Another possibility, one that Simmons himself mentioned in an interview, is that he might start his own sports web site. The readership that he could take with him to such an enterprise would be significant, and with the low overhead of web journalism, I wouldn’t bet against him.

Finally, over the last year ESPN has launched several locally branded pages, such as ESPNBoston, to compete with local sports pages for readers and advertisers. If they’d used their experience Simmons as an example of how a local focus can be used as an incubator for talent, ESPN would already have writers with the experience and platform to bolster their local efforts. Instead, ESPN has to poach talent from the newspapers they’re competing with.

ESPN dealt with the success of Bill Simmons like an old media company.

When Bill Simmons succeeded, ESPN had discovered a new paradigm for sports media on the web, but was far more comfortable just deciding that they’d found a new star.

They’ll be paying for that mistake for quite some time.

Bill Simmons represents ESPN’s Biggest Failure [sports media]

What Zombies Can Tell Us about the Aughts

You can a lot about a culture from the monsters it embraces. Sometimes even things it might not know about itself. (And we’re talking literal monsters, like werewolves and such. While Bernie Madoff certainly counts as a monster under most definitions, say, no child outside of Palm Beach leaves their closet light on just in case he’s in there.)

In the boom times, earlier this decade, the our monster of choice was the zombie. Starting with the film 28 Days Later and continuing with Dawn of the Dead, the reverent spoof Shaun of the Dead, the excellent black and white comic The Walking Dead, and even the Resident Evil franchise of video games and movies, zombies were everywhere.

What we didn’t know at the time was that zombies really were everywhere.

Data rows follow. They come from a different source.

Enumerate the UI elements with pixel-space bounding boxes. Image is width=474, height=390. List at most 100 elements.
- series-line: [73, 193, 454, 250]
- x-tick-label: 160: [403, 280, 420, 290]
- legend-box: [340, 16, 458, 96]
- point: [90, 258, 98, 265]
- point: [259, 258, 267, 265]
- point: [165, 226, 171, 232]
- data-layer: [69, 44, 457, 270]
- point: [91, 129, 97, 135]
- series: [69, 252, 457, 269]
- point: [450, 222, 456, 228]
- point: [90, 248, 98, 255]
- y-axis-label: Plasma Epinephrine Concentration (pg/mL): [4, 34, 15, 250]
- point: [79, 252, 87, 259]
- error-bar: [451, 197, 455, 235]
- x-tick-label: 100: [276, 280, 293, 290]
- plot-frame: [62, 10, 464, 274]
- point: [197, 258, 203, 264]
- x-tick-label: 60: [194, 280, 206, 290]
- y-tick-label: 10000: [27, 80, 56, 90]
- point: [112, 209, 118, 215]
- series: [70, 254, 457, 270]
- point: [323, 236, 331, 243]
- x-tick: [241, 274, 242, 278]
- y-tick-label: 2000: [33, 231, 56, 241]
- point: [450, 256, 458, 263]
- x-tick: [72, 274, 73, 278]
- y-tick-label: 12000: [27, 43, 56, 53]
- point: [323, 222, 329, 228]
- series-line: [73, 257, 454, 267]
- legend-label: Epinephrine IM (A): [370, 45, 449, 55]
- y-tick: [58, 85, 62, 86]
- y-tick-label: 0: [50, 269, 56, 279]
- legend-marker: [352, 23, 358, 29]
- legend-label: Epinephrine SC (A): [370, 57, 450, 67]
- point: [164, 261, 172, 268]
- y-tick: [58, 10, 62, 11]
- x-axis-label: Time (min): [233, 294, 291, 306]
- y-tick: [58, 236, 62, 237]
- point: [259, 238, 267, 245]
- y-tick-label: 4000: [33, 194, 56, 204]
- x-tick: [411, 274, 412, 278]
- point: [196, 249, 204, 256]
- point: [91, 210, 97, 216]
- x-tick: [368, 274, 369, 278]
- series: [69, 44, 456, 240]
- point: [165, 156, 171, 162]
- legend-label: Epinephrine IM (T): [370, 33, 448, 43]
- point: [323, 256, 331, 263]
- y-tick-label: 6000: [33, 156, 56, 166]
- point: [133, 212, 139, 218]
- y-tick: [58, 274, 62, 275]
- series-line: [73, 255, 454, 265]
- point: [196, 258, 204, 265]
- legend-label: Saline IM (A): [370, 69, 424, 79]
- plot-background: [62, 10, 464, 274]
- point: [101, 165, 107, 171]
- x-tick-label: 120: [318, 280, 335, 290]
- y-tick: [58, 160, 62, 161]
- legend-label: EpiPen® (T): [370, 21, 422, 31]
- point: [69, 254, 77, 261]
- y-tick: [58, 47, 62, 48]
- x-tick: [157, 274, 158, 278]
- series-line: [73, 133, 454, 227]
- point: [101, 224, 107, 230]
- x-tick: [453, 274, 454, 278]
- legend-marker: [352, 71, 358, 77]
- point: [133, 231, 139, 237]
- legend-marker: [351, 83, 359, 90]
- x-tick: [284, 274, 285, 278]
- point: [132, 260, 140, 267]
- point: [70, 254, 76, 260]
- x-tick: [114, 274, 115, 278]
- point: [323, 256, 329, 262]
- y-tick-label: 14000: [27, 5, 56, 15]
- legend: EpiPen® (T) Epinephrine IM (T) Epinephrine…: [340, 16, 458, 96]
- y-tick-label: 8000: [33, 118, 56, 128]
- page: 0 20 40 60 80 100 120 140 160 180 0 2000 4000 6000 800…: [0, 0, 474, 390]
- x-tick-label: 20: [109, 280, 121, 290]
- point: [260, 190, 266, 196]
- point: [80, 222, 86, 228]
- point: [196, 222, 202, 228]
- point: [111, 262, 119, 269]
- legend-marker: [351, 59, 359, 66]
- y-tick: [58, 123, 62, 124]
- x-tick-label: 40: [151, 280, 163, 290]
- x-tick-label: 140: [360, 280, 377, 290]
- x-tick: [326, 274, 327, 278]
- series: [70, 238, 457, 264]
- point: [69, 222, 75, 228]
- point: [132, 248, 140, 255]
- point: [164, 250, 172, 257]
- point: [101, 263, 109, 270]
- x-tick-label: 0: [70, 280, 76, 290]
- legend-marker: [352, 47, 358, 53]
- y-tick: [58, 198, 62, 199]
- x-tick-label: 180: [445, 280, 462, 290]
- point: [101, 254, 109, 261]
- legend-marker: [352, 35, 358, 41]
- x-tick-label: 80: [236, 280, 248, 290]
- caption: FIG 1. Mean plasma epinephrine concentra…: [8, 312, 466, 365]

In everyday life we were surrounded by zombie institutions. Banks and brokerages leveraged past the point of viability, and with portfolios of worthless assets, shuffling about their business until being told that they’d actually been dead for years.

A news media that let a war get sold to the public on provably false pretenses while producing the same millions of column inches and hours of talking heads it always had. Reading or watching it, you’d hardly know they missed anything.

A political system that turned against itself. A justice department actively trying to influence elections. A disaster agency designed to prove, at high human cost, its own inadequacy. A Congress content to argue on the margins with constitutional principles at stake. It seemed like it was still mostly doing what it always did while inside it was rotting.

Maybe the zeitgeist was trying to warn us.

If the early and mid- part of this decade belonged to the zombie, what does it mean that now the monster of the moment is the vampire? (Twilight, True Blood, The Vampire Diaries…) I’m not sure, but I suspect things are about to get mean.

(And I’d keep a close eye on one’s precious bodily fluids, just in case.)